The Crane Wives are a Michigan-based band. Their music is defined by a  folk tang and cunning lyrics. Over the past two years, they have had an insane increase in popularity, with their most popular song, “Curses”, getting over 25 million streams on Spotify. 

As an avid listener, I find that their music  can be split into one of two storylines: escaping soul-sucking, unhealthy relationships or defending the American working class. In the latter, the band often tries to point out the abuse of honest workers by  conniving, snake-ish higher-ups.

In some of these such songs, the band analyzes the expendability of American workers, especially minimum or low wage laborers. The song “Down the River” references America's shameful past and connects it to the current relationship between employee and employer. 

The phrase “down the river” is a symbol of profound betrayal, as it references selling a slave further south, to crueler plantations and increasingly fatal working conditions that made slaves more expendable. The song doesn’t shy away from the history, leaving the main lyric “you can [sail/sell] us down the river” unclear between sail and sell. The band compares an abusive boss’s mistreatment of their workers to slaving away for a master who would condemn them to a worse plight for their own profit. 

The song itself is a question to the boss, about what they'll do in the aftermath of their abuse. The band speaks as a group, signifying a worker-base under this one higher-up, by defining a singular “you” and a collective “us”. The band highlights the habits of their figurative employer, claiming they’ll skip town, “high-tail it”, burn bridges, and save themselves. They’ll move on, “forget about the things [they]’ve done” and hide their “skeletons” while the narrators are left to deal with the damage. The song notes that the person in power will continue the pattern of abuse on the next “unsuspecting fool” like a cruel machine, treating workers like expendable pawns and leaving a trail of broken lives with no remorse. The powerful only serve to advantage themselves by dehumanizing their employees, by taking their lives as a sunk cost to benefit a business, customer, or employer. 

In other songs, the Crane Wives employ analogies that show the divide between the wealthy and the working man. Notably, in “The Hand That Feeds”, they employ a hand as a synecdoche for ‘the man’. The hand acts cruelly towards the “good men”  that are “chained” to their work  “like hounds”. They invoke the “great American ruse” and accuse ‘bootstrapping’ narratives of turning the free man into the rich man’s dog. The singer tells of her father, “a howling man”, who warns young folks not to work their whole lives, not to waste their dreams, and instead appreciate the freedom from “the rich man”. The narrator of the song has become disillusioned by the American dream after seeing the generational effect it has on the world around her; a world where one must slave away for the man rather than feel alive.
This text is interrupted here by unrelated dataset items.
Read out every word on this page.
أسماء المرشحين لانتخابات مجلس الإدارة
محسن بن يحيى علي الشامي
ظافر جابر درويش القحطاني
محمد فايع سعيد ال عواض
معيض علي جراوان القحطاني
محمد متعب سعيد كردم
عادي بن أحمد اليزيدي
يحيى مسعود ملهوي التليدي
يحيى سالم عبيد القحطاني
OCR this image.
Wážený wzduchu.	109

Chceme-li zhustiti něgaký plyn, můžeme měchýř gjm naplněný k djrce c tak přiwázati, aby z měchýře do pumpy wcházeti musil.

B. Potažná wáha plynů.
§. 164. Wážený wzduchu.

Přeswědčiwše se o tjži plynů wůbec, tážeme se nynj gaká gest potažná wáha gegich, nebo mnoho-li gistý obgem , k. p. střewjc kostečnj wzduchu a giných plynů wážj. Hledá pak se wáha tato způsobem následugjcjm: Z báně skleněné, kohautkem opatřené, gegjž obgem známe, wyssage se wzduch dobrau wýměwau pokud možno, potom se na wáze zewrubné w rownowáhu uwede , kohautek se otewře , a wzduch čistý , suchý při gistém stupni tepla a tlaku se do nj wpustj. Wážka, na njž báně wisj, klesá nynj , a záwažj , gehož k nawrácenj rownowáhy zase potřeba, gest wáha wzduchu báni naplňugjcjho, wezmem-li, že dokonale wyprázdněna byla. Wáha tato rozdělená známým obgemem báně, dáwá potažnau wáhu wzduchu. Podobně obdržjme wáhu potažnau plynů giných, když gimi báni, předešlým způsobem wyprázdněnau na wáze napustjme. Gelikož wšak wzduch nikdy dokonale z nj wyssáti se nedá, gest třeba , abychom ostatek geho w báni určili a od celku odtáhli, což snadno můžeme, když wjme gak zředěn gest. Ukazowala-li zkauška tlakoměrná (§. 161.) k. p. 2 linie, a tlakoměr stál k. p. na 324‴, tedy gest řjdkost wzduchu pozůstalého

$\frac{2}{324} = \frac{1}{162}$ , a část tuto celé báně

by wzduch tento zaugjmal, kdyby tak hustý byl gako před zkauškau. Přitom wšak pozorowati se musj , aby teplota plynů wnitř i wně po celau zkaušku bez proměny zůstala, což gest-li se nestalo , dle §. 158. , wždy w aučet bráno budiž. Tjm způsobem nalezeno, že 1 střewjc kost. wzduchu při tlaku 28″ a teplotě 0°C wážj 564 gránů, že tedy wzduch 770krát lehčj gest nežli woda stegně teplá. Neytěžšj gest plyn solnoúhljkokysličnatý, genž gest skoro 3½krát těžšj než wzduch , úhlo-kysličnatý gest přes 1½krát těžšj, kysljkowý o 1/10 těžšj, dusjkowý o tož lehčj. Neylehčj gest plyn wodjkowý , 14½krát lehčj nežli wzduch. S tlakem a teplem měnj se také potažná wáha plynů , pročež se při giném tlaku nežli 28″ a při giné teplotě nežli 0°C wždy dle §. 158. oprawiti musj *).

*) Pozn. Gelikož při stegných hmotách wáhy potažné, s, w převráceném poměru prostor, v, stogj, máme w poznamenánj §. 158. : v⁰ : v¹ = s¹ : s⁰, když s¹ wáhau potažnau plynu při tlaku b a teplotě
The song itself is a testament to resistance against the average job, where the band has the freedom and control over their careers as musicians that their working class parents didn’t have. 

One might say that the “American ruse” is worthwhile because the band is now able to express themselves creatively after their parents built a life for them. They might think that wealth and opportunity is accrued gradually, generation by generation until our next generation can truly enjoy the thralls of life. 

I disagree. The sacrifice of the present generation, of the present moment, is much more important than the uncertain future. It is more important to be free and harbor no regrets than to grind through the work day and pray for the elusive concept of retirement to relieve you in 20 years. We cannot live vicariously through projected happiness. This version of preparing for the future serves to entice workers to work harder for no personal benefit and instead, for the companies who place no value on the individual.